Another worrying factor for local carmakers and SAIC in particular is that the profitability of the sector dropped from 8.6 per cent in 2003 to 6.6 per cent in 2004, according to the news service Xinhua. Around 1,200 of China's 6,000 automotive enterprises suffered losses last year, according to the Ministry of Commerce. Brilliance BMW, Dongfeng Peugeot Citroën Automobile, Jiangsu and Yueda Kia Automobile all suffered losses last year, and a further 19 mainstream car makers saw their performances slide in 2004, according to China Association of Auto Manufacturers. Many have been the victims of an intense price war.

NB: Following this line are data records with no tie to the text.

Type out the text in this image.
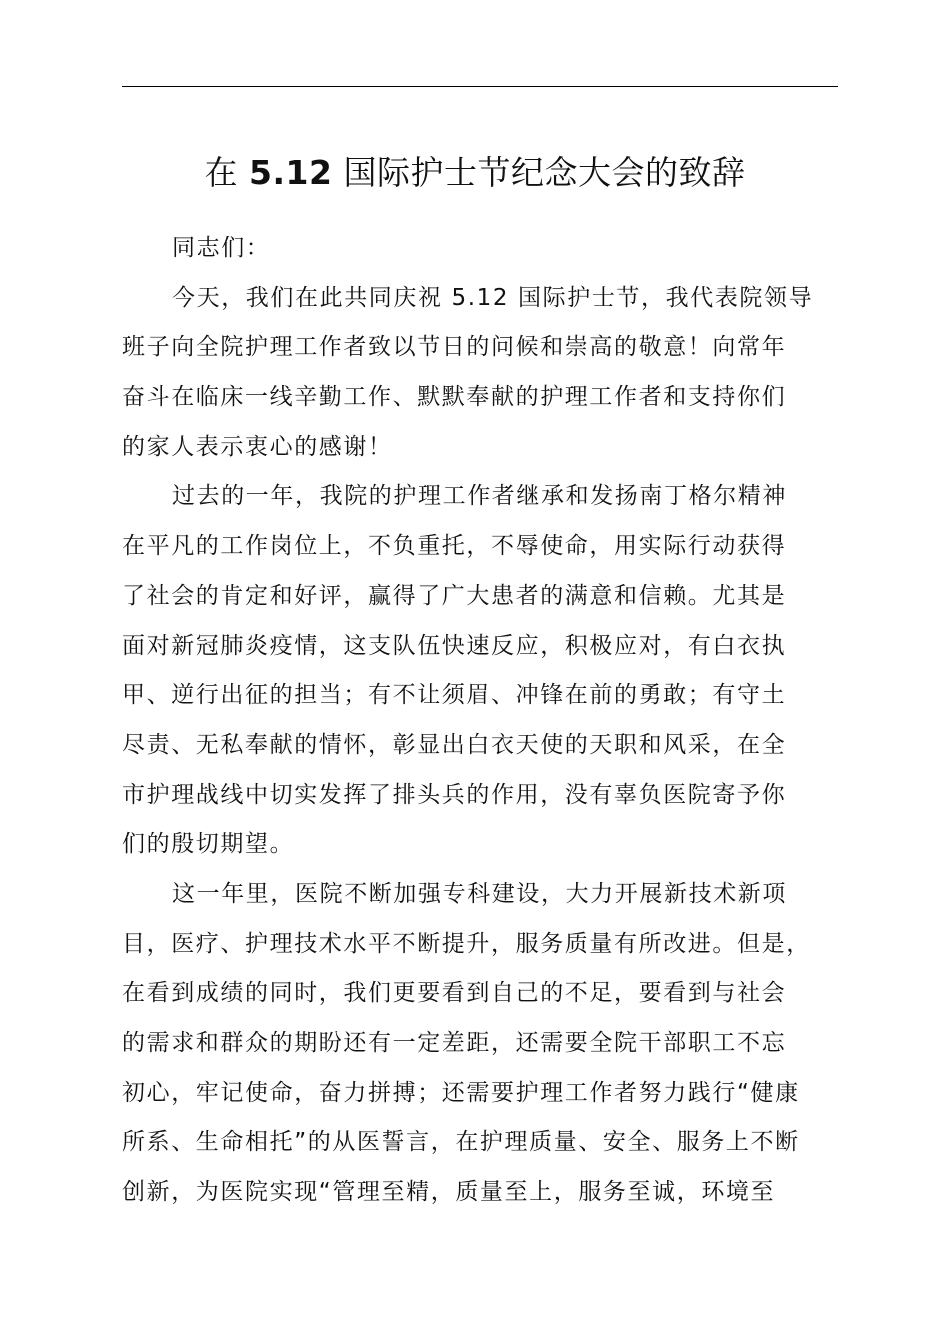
在 5.12 国际护士节纪念大会的致辞
同志们：
今天，我们在此共同庆祝 5.12 国际护士节，我代表院领导
班子向全院护理工作者致以节日的问候和崇高的敬意！向常年
奋斗在临床一线辛勤工作、默默奉献的护理工作者和支持你们
的家人表示衷心的感谢！
过去的一年，我院的护理工作者继承和发扬南丁格尔精神
在平凡的工作岗位上，不负重托，不辱使命，用实际行动获得
了社会的肯定和好评，赢得了广大患者的满意和信赖。尤其是
面对新冠肺炎疫情，这支队伍快速反应，积极应对，有白衣执
甲、逆行出征的担当；有不让须眉、冲锋在前的勇敢；有守土
尽责、无私奉献的情怀，彰显出白衣天使的天职和风采，在全
市护理战线中切实发挥了排头兵的作用，没有辜负医院寄予你
们的殷切期望。
这一年里，医院不断加强专科建设，大力开展新技术新项
目，医疗、护理技术水平不断提升，服务质量有所改进。但是，
在看到成绩的同时，我们更要看到自己的不足，要看到与社会
的需求和群众的期盼还有一定差距，还需要全院干部职工不忘
初心，牢记使命，奋力拼搏；还需要护理工作者努力践行“健康
所系、生命相托”的从医誓言，在护理质量、安全、服务上不断
创新，为医院实现“管理至精，质量至上，服务至诚，环境至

SAIC’s solution, as it is with some of the other smaller carmakers, is to find overseas markets but this is where its lacks the necessary expertise. While its most senior executives, chairman Chen Xianglin and president Hu Maoyuan, are both rated highly in the automotive world, its middle managers are far less experienced in international affairs. It was trying to make up for this deficiency that SAIC considered going into partnership or even taking over with MG Rover until they realised the downside of being laden with the problem of a depleted pension fund amongst other issues. It is now said to be on the outlook for other candidates, which is why Fiat Auto, which has firmly refuted the rumours, has been linked to the Chinese carmaker.